Peg Henderson says her passion is babies. She tells her fellow church members that Monday is her favorite day of the week, because she volunteers as a baby cuddler at Florida’s Winnie Palmer NICU. Dr. Gregor Alexander told WFTV in the video below that because volunteers hold these babies, it makes them eat and sleep better “and gain weight faster.”


The “Cuddle Club”

At UMC Health System, they call these special volunteers the “Cuddle Club.” The medical center says that the best volunteers are retired persons who have the time to devote to their program.

These cuddlers say they love to hold the babies, but they also like to speak to the parents and reassure them that their little ones will be comforted when they are unable to be with them.

Research shows that cuddling premature and sick babies can benefit their health and growth. But even if a child is too young to hold, cuddlers can comfort these infants with a simple touch. Studies show that touching and speaking softly to babies can reduce their stress and heart rate.

Close physical contact can also produce positive results, even ten years down the line.

Live Action News contributor  featured a report on what’s been dubbed “kangaroo care,” a holding method based on the way a mother kangaroo carries her child in her pouch close to her skin, warmed by her body.  Flanders explained that in a similar fashion, a newborn human, often preterm or low birth, is placed on her mother’s bare chest – belly to belly, in between the breasts, with the child’s head turned so she can hear her mother’s heartbeat.

A study published in 2014 by the official journal of the American Academy of Pediatrics found that kangaroo care had “significant, long-lasting social and behavioral protective effects 20 years after the intervention.”

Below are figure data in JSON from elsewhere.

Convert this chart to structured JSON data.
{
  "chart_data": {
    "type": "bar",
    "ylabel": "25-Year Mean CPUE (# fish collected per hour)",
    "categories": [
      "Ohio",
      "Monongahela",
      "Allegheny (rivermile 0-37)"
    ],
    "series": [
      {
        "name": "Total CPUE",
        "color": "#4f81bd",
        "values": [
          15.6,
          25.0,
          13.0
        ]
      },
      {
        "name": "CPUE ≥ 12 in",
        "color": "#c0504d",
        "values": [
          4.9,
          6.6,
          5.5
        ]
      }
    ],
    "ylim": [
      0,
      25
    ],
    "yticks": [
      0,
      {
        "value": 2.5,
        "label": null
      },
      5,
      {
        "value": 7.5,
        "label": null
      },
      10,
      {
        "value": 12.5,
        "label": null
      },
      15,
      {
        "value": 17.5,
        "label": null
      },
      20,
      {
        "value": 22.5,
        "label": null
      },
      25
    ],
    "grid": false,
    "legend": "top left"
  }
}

Another study published by Biological Psychiatry found that “during the first half-year of life, mothers in the KC [kangaroo care] group were more sensitive and expressed more maternal behavior toward their infants. Children in the KC group showed better cognitive skills and executive abilities in repeated testing from six months to ten years.” Psychology Today reviewed the study and noted that at ten years of age, the children who had received skin-to-skin (KC) maternal contact as infants were healthier across the board, showing:

  • More regular sleep patterns
  • Better neuroendocrine response to stress
  • More mature functioning of the autonomic nervous system
  • Better overall cognitive control

Second to the gift of life, some would claim that human touch is one of the most precious gifts you can give. It’s a signal to another human being that they are not alone, the tender touch of someone who cares.